Augustan Pomp, Piety and Pathos
Leslie Richford | Selsingen, Lower Saxony | 02/03/2008
(5 out of 5 stars)

"George Frideric Handel (1685-1759): Dettingen Te Deum and Dettingen Anthem. Performed by the Choir of Westminster Abbey (soloists: Christopher Tipping, alto, Harry Christophers, tenor, Stephen Varcoe, bass, and Michael Pearce, bass), the English Concert, Trevor Pinnock (organ), directed by Simon Preston. Recorded at the Henry Wood Hall, London, England in 1982/1983. Released in 1984 as Deutsche Grammophon Archiv 410 647-2. Total playing time approx. 53 minutes.

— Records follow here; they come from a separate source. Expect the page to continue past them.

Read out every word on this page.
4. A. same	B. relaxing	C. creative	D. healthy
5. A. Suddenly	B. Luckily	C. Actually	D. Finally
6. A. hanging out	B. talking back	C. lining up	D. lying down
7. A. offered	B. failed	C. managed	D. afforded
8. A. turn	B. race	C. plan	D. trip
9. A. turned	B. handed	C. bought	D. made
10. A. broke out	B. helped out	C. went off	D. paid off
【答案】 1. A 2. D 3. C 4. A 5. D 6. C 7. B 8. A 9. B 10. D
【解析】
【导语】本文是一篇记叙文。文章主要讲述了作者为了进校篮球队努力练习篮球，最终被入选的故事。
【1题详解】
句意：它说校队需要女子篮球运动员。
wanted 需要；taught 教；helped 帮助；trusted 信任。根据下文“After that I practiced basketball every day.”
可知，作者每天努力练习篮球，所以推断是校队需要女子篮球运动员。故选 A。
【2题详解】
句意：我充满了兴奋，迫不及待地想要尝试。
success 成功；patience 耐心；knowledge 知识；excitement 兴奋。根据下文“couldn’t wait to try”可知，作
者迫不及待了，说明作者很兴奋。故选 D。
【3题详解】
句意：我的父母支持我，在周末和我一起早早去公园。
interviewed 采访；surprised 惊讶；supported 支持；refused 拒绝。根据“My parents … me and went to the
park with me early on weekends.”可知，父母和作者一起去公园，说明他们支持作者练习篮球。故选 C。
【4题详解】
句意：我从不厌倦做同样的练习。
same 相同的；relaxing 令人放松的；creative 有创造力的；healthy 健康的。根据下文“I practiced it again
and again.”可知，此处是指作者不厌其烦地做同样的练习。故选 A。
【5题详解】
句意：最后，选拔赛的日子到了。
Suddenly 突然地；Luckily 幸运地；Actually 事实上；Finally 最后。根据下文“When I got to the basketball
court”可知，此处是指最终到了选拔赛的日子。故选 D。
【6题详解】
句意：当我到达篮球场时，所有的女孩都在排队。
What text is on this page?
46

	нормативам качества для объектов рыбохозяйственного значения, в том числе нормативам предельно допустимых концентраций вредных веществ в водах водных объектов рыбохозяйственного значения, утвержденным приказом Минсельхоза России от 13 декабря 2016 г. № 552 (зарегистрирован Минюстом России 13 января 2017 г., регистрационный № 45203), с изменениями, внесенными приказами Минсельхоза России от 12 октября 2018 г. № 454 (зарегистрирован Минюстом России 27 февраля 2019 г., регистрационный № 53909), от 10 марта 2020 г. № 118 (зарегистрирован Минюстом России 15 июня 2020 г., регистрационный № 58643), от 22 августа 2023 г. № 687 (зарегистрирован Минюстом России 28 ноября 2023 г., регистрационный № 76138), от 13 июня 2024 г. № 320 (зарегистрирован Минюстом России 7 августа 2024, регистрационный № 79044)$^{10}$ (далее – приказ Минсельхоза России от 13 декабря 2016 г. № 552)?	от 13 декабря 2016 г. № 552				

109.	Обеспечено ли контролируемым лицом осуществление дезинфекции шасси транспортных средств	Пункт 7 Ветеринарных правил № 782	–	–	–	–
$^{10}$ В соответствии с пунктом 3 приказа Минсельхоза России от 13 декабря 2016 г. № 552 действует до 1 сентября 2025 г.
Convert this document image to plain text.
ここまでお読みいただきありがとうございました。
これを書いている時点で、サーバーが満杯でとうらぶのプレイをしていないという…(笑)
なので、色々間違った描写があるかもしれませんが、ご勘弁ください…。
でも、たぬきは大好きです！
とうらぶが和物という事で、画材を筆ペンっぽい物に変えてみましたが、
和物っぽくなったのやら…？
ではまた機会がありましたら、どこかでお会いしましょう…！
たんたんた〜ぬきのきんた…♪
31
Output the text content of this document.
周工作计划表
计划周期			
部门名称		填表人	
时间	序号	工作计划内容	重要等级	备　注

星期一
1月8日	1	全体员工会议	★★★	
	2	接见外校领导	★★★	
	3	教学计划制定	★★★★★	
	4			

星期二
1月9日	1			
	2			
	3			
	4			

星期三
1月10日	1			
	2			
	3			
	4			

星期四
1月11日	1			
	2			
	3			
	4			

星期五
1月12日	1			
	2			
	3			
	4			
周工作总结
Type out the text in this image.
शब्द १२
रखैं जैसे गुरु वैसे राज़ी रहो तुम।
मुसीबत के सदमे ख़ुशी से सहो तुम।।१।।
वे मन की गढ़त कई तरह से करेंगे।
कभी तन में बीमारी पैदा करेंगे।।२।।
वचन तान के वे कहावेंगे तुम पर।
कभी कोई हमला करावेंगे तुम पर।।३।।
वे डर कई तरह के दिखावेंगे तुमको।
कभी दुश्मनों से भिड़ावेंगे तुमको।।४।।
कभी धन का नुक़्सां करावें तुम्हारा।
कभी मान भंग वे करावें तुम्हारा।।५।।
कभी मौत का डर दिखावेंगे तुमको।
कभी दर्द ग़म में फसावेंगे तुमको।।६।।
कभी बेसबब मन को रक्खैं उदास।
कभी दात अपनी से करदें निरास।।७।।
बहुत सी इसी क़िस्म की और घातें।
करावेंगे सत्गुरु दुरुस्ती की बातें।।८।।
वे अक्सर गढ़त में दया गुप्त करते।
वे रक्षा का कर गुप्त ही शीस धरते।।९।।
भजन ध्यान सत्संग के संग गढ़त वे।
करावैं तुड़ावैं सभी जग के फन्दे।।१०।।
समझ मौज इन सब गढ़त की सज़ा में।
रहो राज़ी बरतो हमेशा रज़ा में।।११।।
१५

After listening to this CD, the first thing I wanted to do was to celebrate Handel, who, although today rightly acclaimed as a composer of opera, was a masterful writer of occasional festive music for the Royal household. The music on this disc is all that the lover of "Messiah" could desire: Festive trumpets, a delightfully English-sounding choir with boy trebles and male altos, a male alto soloist who, to my ears, was just the right man for the job, and an English Concert which supports the choir with spot-on playing (apart from the three trumpets, there are timpani, four oboes, two bassoons, twelve violins, three cellos, two violones and organ). Oh, and there are those wonderful Biblical texts, taken mainly but not solely from the Psalms, which, although perhaps used rather freely to celebrate the English King, resound with a piety which, unfortunately, has been lost since that time (1743). As someone else has written a brilliant review with more background, I needn't say more - except that Deutsche Grammophon's fantastic engineering will not disappoint you. If you have enjoyed the last part of "Messiah" or the "Coronation Anthems", then you won't want to miss this!"